国際協力特別賞

「違いを受け入れる」

鵠沼高等学校2年 川下 晃嘉里

インドネシア帰りの彼は、黒くなった外見と外国語なまりの日本語でクラスメイトからからかわれていた。中学校1年生の頃は、肌は白く周りから見れば普通の生徒だった。しかし、2年生になって彼は親の都合でインドネシアへ行くことになった。そして3年生の新学期が始まる頃、彼は帰ってきた。私はからかわれている彼に外見のことで何かを言ったり、彼を避けたりしなかったけれど、心の中では変わった彼の違いを受けとめられずクラスメイトと同じ視点から彼を見ていた。

私が彼と接点を持ったのは中学校最後の委員会だった。私と彼は同じ委員会に入り何度か言葉を交わした。しだいに仲良くなるうちに私は彼を誤解していたことに気づいた。自分とは話し方も見た目も違う、だから仲良くなれない。そう思っていた。ところが彼は私に言った。
「世界には両親がいない子供も食べるものや住む場所がない子供も沢山いる。でもきっとクラスメイトのほとんどがそれを理解していない。」

その彼は別の日に、
「見た目、親、住む場所などにとらわれずその人の心を見て人を判断できる人になりたいんだ。
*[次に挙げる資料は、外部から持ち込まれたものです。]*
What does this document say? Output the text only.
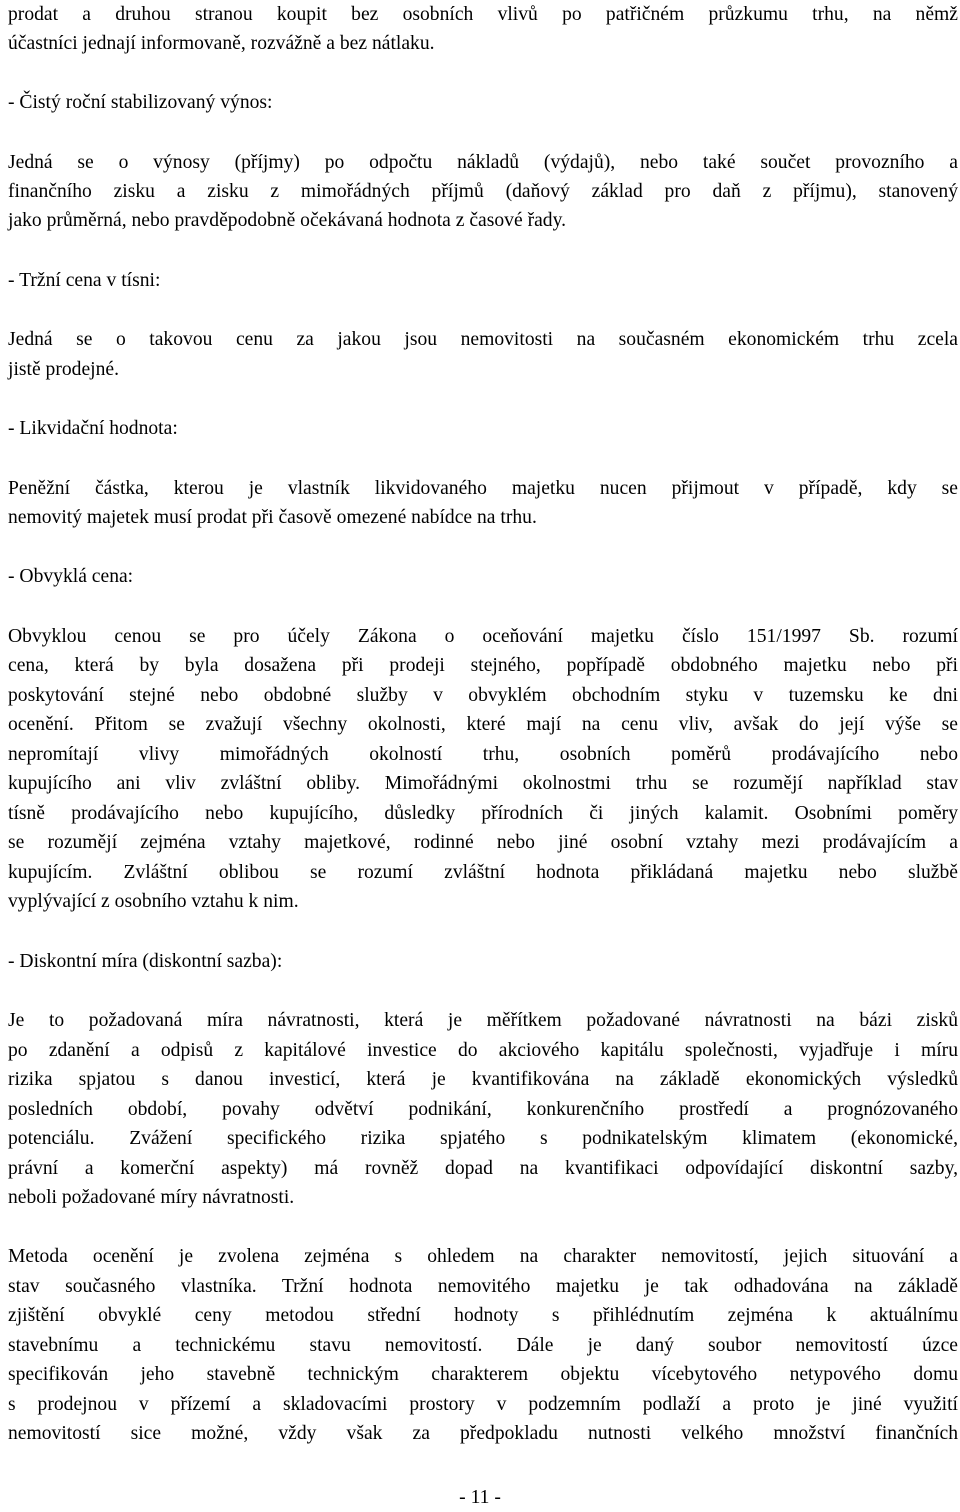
prodat a druhou stranou koupit bez osobních vlivů po patřičném průzkumu trhu, na němž
účastníci jednají informovaně, rozvážně a bez nátlaku.
- Čistý roční stabilizovaný výnos:
Jedná se o výnosy (příjmy) po odpočtu nákladů (výdajů), nebo také součet provozního a
finančního zisku a zisku z mimořádných příjmů (daňový základ pro daň z příjmu), stanovený
jako průměrná, nebo pravděpodobně očekávaná hodnota z časové řady.
- Tržní cena v tísni:
Jedná se o takovou cenu za jakou jsou nemovitosti na současném ekonomickém trhu zcela
jistě prodejné.
- Likvidační hodnota:
Peněžní částka, kterou je vlastník likvidovaného majetku nucen přijmout v případě, kdy se
nemovitý majetek musí prodat při časově omezené nabídce na trhu.
- Obvyklá cena:
Obvyklou cenou se pro účely Zákona o oceňování majetku číslo 151/1997 Sb. rozumí
cena, která by byla dosažena při prodeji stejného, popřípadě obdobného majetku nebo při
poskytování stejné nebo obdobné služby v obvyklém obchodním styku v tuzemsku ke dni
ocenění. Přitom se zvažují všechny okolnosti, které mají na cenu vliv, avšak do její výše se
nepromítají vlivy mimořádných okolností trhu, osobních poměrů prodávajícího nebo
kupujícího ani vliv zvláštní obliby. Mimořádnými okolnostmi trhu se rozumějí například stav
tísně prodávajícího nebo kupujícího, důsledky přírodních či jiných kalamit. Osobními poměry
se rozumějí zejména vztahy majetkové, rodinné nebo jiné osobní vztahy mezi prodávajícím a
kupujícím. Zvláštní oblibou se rozumí zvláštní hodnota přikládaná majetku nebo službě
vyplývající z osobního vztahu k nim.
- Diskontní míra (diskontní sazba):
Je to požadovaná míra návratnosti, která je měřítkem požadované návratnosti na bázi zisků
po zdanění a odpisů z kapitálové investice do akciového kapitálu společnosti, vyjadřuje i míru
rizika spjatou s danou investicí, která je kvantifikována na základě ekonomických výsledků
posledních období, povahy odvětví podnikání, konkurenčního prostředí a prognózovaného
potenciálu. Zvážení specifického rizika spjatého s podnikatelským klimatem (ekonomické,
právní a komerční aspekty) má rovněž dopad na kvantifikaci odpovídající diskontní sazby,
neboli požadované míry návratnosti.
Metoda ocenění je zvolena zejména s ohledem na charakter nemovitostí, jejich situování a
stav současného vlastníka. Tržní hodnota nemovitého majetku je tak odhadována na základě
zjištění obvyklé ceny metodou střední hodnoty s přihlédnutím zejména k aktuálnímu
stavebnímu a technickému stavu nemovitostí. Dále je daný soubor nemovitostí úzce
specifikován jeho stavebně technickým charakterem objektu vícebytového netypového domu
s prodejnou v přízemí a skladovacími prostory v podzemním podlaží a proto je jiné využití
nemovitostí sice možné, vždy však za předpokladu nutnosti velkého množství finančních
- 11 -
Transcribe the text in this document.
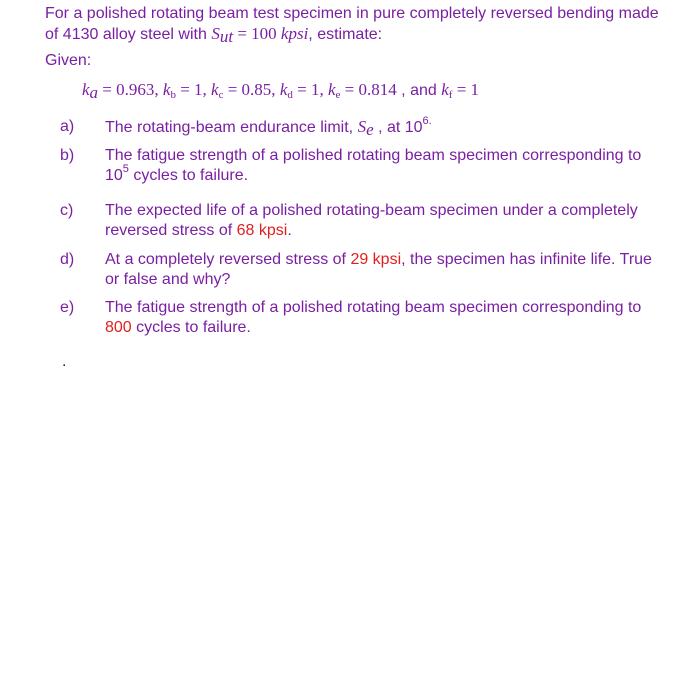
For a polished rotating beam test specimen in pure completely reversed bending made of 4130 alloy steel with $S_{ut} = 100$ kpsi, estimate:
Given:
$k_a = 0.963$, $k_b = 1$, $k_c = 0.85$, $k_d = 1$, $k_e = 0.814$ , and $k_f = 1$
a) The rotating-beam endurance limit, $S_e$ , at $10^{6.}$
b) The fatigue strength of a polished rotating beam specimen corresponding to $10^5$ cycles to failure.
c) The expected life of a polished rotating-beam specimen under a completely reversed stress of 68 kpsi.
d) At a completely reversed stress of 29 kpsi, the specimen has infinite life. True or false and why?
e) The fatigue strength of a polished rotating beam specimen corresponding to 800 cycles to failure.
.
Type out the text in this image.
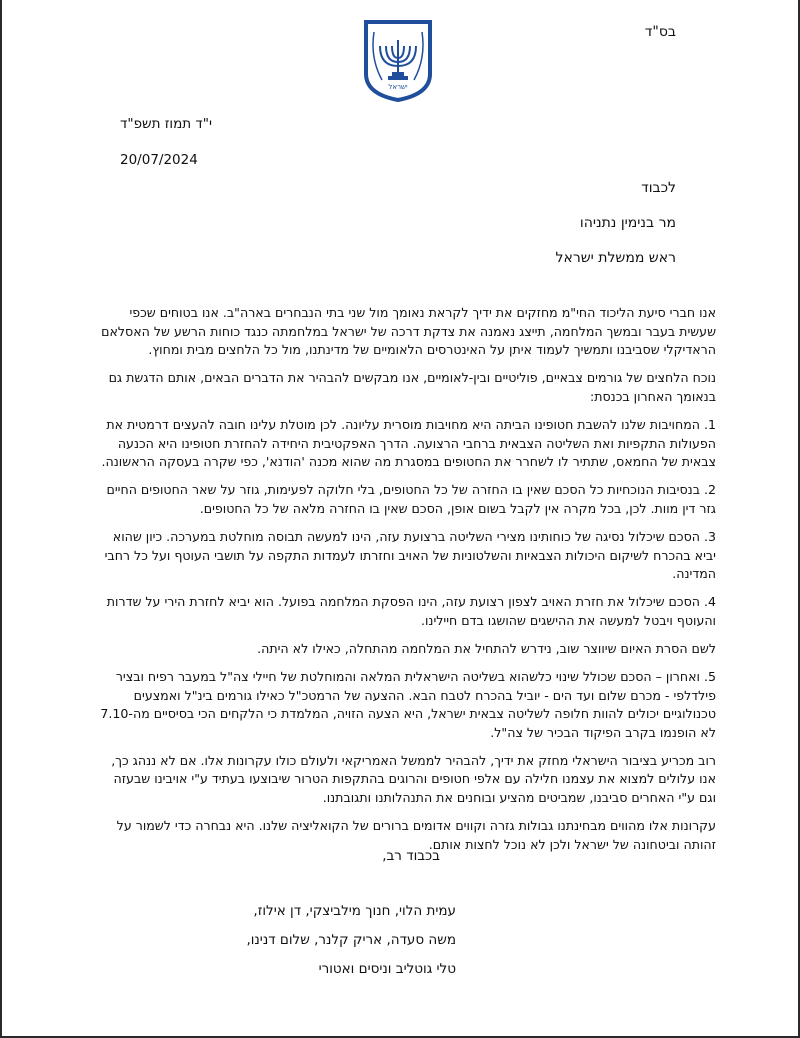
בס"ד
ישראל
י"ד תמוז תשפ"ד
20/07/2024
לכבוד
מר בנימין נתניהו
ראש ממשלת ישראל

אנו חברי סיעת הליכוד החי"מ מחזקים את ידיך לקראת נאומך מול שני בתי הנבחרים בארה"ב. אנו בטוחים שכפי שעשית בעבר ובמשך המלחמה, תייצג נאמנה את צדקת דרכה של ישראל במלחמתה כנגד כוחות הרשע של האסלאם הראדיקלי שסביבנו ותמשיך לעמוד איתן על האינטרסים הלאומיים של מדינתנו, מול כל הלחצים מבית ומחוץ.

נוכח הלחצים של גורמים צבאיים, פוליטיים ובין-לאומיים, אנו מבקשים להבהיר את הדברים הבאים, אותם הדגשת גם בנאומך האחרון בכנסת:

1. המחויבות שלנו להשבת חטופינו הביתה היא מחויבות מוסרית עליונה. לכן מוטלת עלינו חובה להעצים דרמטית את הפעולות התקפיות ואת השליטה הצבאית ברחבי הרצועה. הדרך האפקטיבית היחידה להחזרת חטופינו היא הכנעה צבאית של החמאס, שתתיר לו לשחרר את החטופים במסגרת מה שהוא מכנה 'הודנא', כפי שקרה בעסקה הראשונה.

2. בנסיבות הנוכחיות כל הסכם שאין בו החזרה של כל החטופים, בלי חלוקה לפעימות, גוזר על שאר החטופים החיים גזר דין מוות. לכן, בכל מקרה אין לקבל בשום אופן, הסכם שאין בו החזרה מלאה של כל החטופים.

3. הסכם שיכלול נסיגה של כוחותינו מצירי השליטה ברצועת עזה, הינו למעשה תבוסה מוחלטת במערכה. כיון שהוא יביא בהכרח לשיקום היכולות הצבאיות והשלטוניות של האויב וחזרתו לעמדות התקפה על תושבי העוטף ועל כל רחבי המדינה.

4. הסכם שיכלול את חזרת האויב לצפון רצועת עזה, הינו הפסקת המלחמה בפועל. הוא יביא לחזרת הירי על שדרות והעוטף ויבטל למעשה את ההישגים שהושגו בדם חיילינו.

לשם הסרת האיום שיווצר שוב, נידרש להתחיל את המלחמה מהתחלה, כאילו לא היתה.

5. ואחרון – הסכם שכולל שינוי כלשהוא בשליטה הישראלית המלאה והמוחלטת של חיילי צה"ל במעבר רפיח ובציר פילדלפי - מכרם שלום ועד הים - יוביל בהכרח לטבח הבא. ההצעה של הרמטכ"ל כאילו גורמים בינ"ל ואמצעים טכנולוגיים יכולים להוות חלופה לשליטה צבאית ישראל, היא הצעה הזויה, המלמדת כי הלקחים הכי בסיסיים מה-7.10 לא הופנמו בקרב הפיקוד הבכיר של צה"ל.

רוב מכריע בציבור הישראלי מחזק את ידיך, להבהיר לממשל האמריקאי ולעולם כולו עקרונות אלו. אם לא ננהג כך, אנו עלולים למצוא את עצמנו חלילה עם אלפי חטופים והרוגים בהתקפות הטרור שיבוצעו בעתיד ע"י אויבינו שבעזה וגם ע"י האחרים סביבנו, שמביטים מהציע ובוחנים את התנהלותנו ותגובתנו.

עקרונות אלו מהווים מבחינתנו גבולות גזרה וקווים אדומים ברורים של הקואליציה שלנו. היא נבחרה כדי לשמור על זהותה וביטחונה של ישראל ולכן לא נוכל לחצות אותם.

בכבוד רב,
עמית הלוי, חנוך מילביצקי, דן אילוז,
משה סעדה, אריק קלנר, שלום דנינו,
טלי גוטליב וניסים ואטורי
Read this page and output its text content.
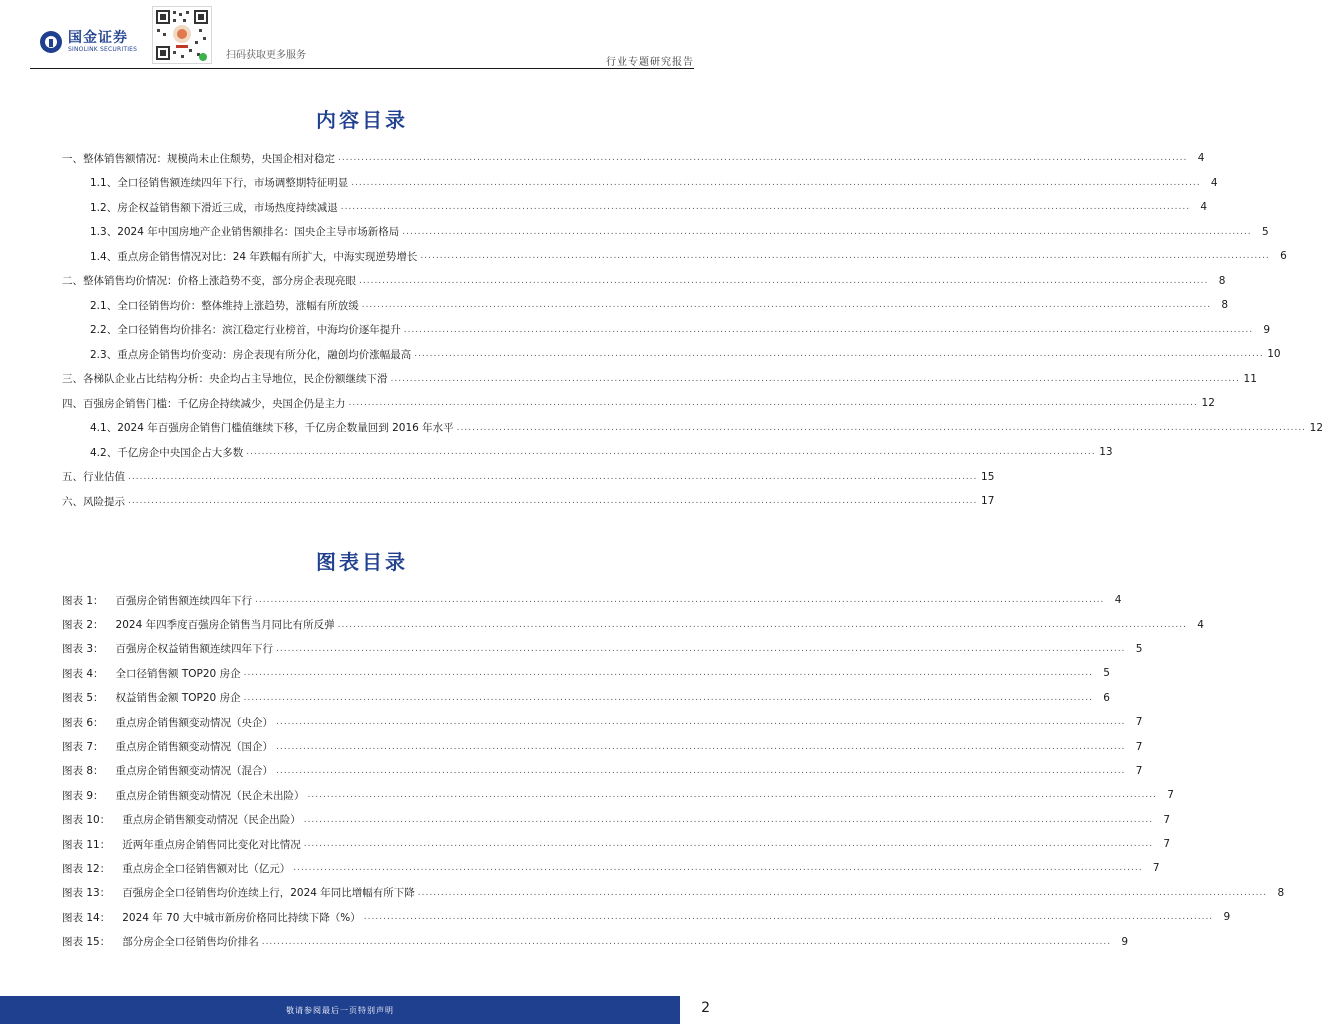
国金证券
SINOLINK SECURITIES
扫码获取更多服务
行业专题研究报告
内容目录
一、整体销售额情况：规模尚未止住颓势，央国企相对稳定 ............................................................................................................................................................................................................................ 4
1.1、全口径销售额连续四年下行，市场调整期特征明显 ............................................................................................................................................................................................................................ 4
1.2、房企权益销售额下滑近三成，市场热度持续减退 ............................................................................................................................................................................................................................ 4
1.3、2024 年中国房地产企业销售额排名：国央企主导市场新格局 ............................................................................................................................................................................................................................ 5
1.4、重点房企销售情况对比：24 年跌幅有所扩大，中海实现逆势增长 ............................................................................................................................................................................................................................ 6
二、整体销售均价情况：价格上涨趋势不变，部分房企表现亮眼 ............................................................................................................................................................................................................................ 8
2.1、全口径销售均价：整体维持上涨趋势，涨幅有所放缓 ............................................................................................................................................................................................................................ 8
2.2、全口径销售均价排名：滨江稳定行业榜首，中海均价逐年提升 ............................................................................................................................................................................................................................ 9
2.3、重点房企销售均价变动：房企表现有所分化，融创均价涨幅最高 ............................................................................................................................................................................................................................ 10
三、各梯队企业占比结构分析：央企均占主导地位，民企份额继续下滑 ............................................................................................................................................................................................................................ 11
四、百强房企销售门槛：千亿房企持续减少，央国企仍是主力 ............................................................................................................................................................................................................................ 12
4.1、2024 年百强房企销售门槛值继续下移，千亿房企数量回到 2016 年水平 ............................................................................................................................................................................................................................ 12
4.2、千亿房企中央国企占大多数 ............................................................................................................................................................................................................................ 13
五、行业估值 ............................................................................................................................................................................................................................ 15
六、风险提示 ............................................................................................................................................................................................................................ 17
图表目录
图表 1： 百强房企销售额连续四年下行 ............................................................................................................................................................................................................................ 4
图表 2： 2024 年四季度百强房企销售当月同比有所反弹 ............................................................................................................................................................................................................................ 4
图表 3： 百强房企权益销售额连续四年下行 ............................................................................................................................................................................................................................ 5
图表 4： 全口径销售额 TOP20 房企 ............................................................................................................................................................................................................................ 5
图表 5： 权益销售金额 TOP20 房企 ............................................................................................................................................................................................................................ 6
图表 6： 重点房企销售额变动情况（央企） ............................................................................................................................................................................................................................ 7
图表 7： 重点房企销售额变动情况（国企） ............................................................................................................................................................................................................................ 7
图表 8： 重点房企销售额变动情况（混合） ............................................................................................................................................................................................................................ 7
图表 9： 重点房企销售额变动情况（民企未出险） ............................................................................................................................................................................................................................ 7
图表 10： 重点房企销售额变动情况（民企出险） ............................................................................................................................................................................................................................ 7
图表 11： 近两年重点房企销售同比变化对比情况 ............................................................................................................................................................................................................................ 7
图表 12： 重点房企全口径销售额对比（亿元） ............................................................................................................................................................................................................................ 7
图表 13： 百强房企全口径销售均价连续上行，2024 年同比增幅有所下降 ............................................................................................................................................................................................................................ 8
图表 14： 2024 年 70 大中城市新房价格同比持续下降（%） ............................................................................................................................................................................................................................ 9
图表 15： 部分房企全口径销售均价排名 ............................................................................................................................................................................................................................ 9
敬请参阅最后一页特别声明	2
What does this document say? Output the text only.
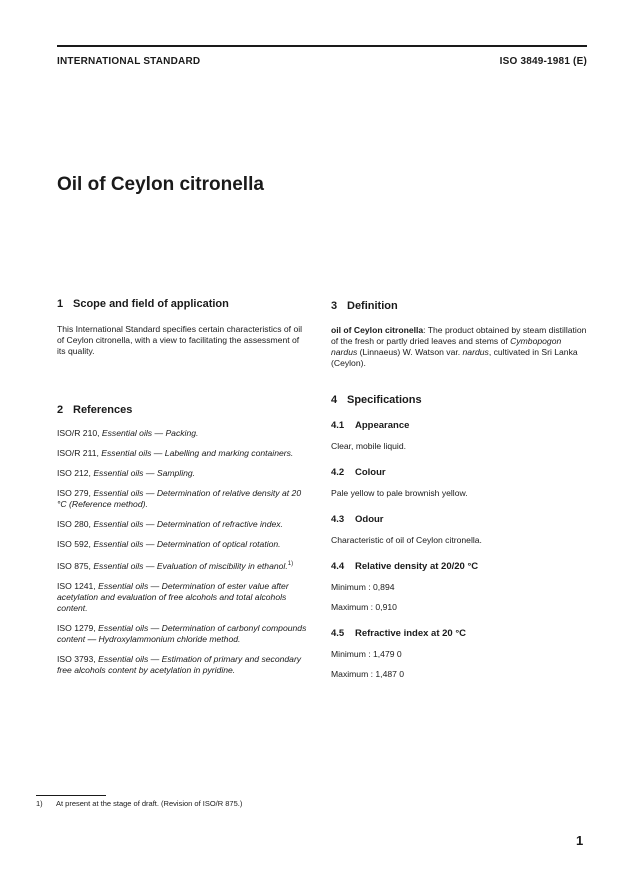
INTERNATIONAL STANDARD	ISO 3849-1981 (E)
Oil of Ceylon citronella
1 Scope and field of application

This International Standard specifies certain characteristics of oil of Ceylon citronella, with a view to facilitating the assessment of its quality.

2 References

ISO/R 210, Essential oils — Packing.

ISO/R 211, Essential oils — Labelling and marking containers.

ISO 212, Essential oils — Sampling.

ISO 279, Essential oils — Determination of relative density at 20 °C (Reference method).

ISO 280, Essential oils — Determination of refractive index.

ISO 592, Essential oils — Determination of optical rotation.

ISO 875, Essential oils — Evaluation of miscibility in ethanol.$^{1)}$

ISO 1241, Essential oils — Determination of ester value after acetylation and evaluation of free alcohols and total alcohols content.

ISO 1279, Essential oils — Determination of carbonyl compounds content — Hydroxylammonium chloride method.

ISO 3793, Essential oils — Estimation of primary and secondary free alcohols content by acetylation in pyridine.

3 Definition

oil of Ceylon citronella: The product obtained by steam distillation of the fresh or partly dried leaves and stems of Cymbopogon nardus (Linnaeus) W. Watson var. nardus, cultivated in Sri Lanka (Ceylon).

4 Specifications
4.1	Appearance

Clear, mobile liquid.

4.2	Colour

Pale yellow to pale brownish yellow.

4.3	Odour

Characteristic of oil of Ceylon citronella.

4.4	Relative density at 20/20 °C

Minimum : 0,894

Maximum : 0,910

4.5	Refractive index at 20 °C

Minimum : 1,479 0

Maximum : 1,487 0

1)	At present at the stage of draft. (Revision of ISO/R 875.)
1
」 と言っていた。
私は自分が恥ずかしく思えた。彼の心は素晴らしいのに見た目で彼を判断していた。

確かに世界には国籍の違い、宗教の違い、人種の違いなどの様々な違いで自由を奪われている人たちがいる。それはわかっているけれど私にとっては現実味のない話だった。ところが彼はインドネシアに行ってグローバルな学校に行ったことで様々な違いで自由を奪われている人達がいるということを実感していた。彼は私よりとても大人だった。

私は同じことをしていると思った。自分達とは違うという理由で争い、自由を奪おうとする人達と、インドネシア帰りで外見と話し方の変わった彼をからかう私を含めたクラスメイトは規模の違いはあるけれど同じかもしれないと思った。恐ろしいことをしている、すぐに終わらせなければならない、自分達が何気なくしていることは深く考えれば差別と一緒なのではないかと思った。それから私は、彼の考え方や彼の良い所を友達に広めていった。その成果が出たのだろう。彼をからかうクラスメイトは減っていき、むしろ彼と仲良くしようとするクラスメイトが増えていった。

それから私は世界の様々な違いについて積極的に調べるようになった。そして私は私なりに結論を出した。

違いから起こる様々な問題はお互いの違いを認められないから起こる。だから全ての人に価値があり、考え方があり、心があるのだと認識して、それは必ずしも自分と同じではないと認める必要があるのではないかと思う。

全ての人にはそれぞれ違った個性や能力があり、その環境の中で精一杯に生きている。

自分との違いが大きいからといって排除するのではなく、相手を認め受け入れることが大切であり、それは自分自身を認める所から始まるのだと考えた。様々な欠点を持っている自分を受け入れて、初めて他人を受けとめることができるのだと思う。

自分自身を受け入れ、違いをお互いに認め合うことができれば、クラスという小さな世界が穏やかになったように、大きな世界も平和になると私は信じたい。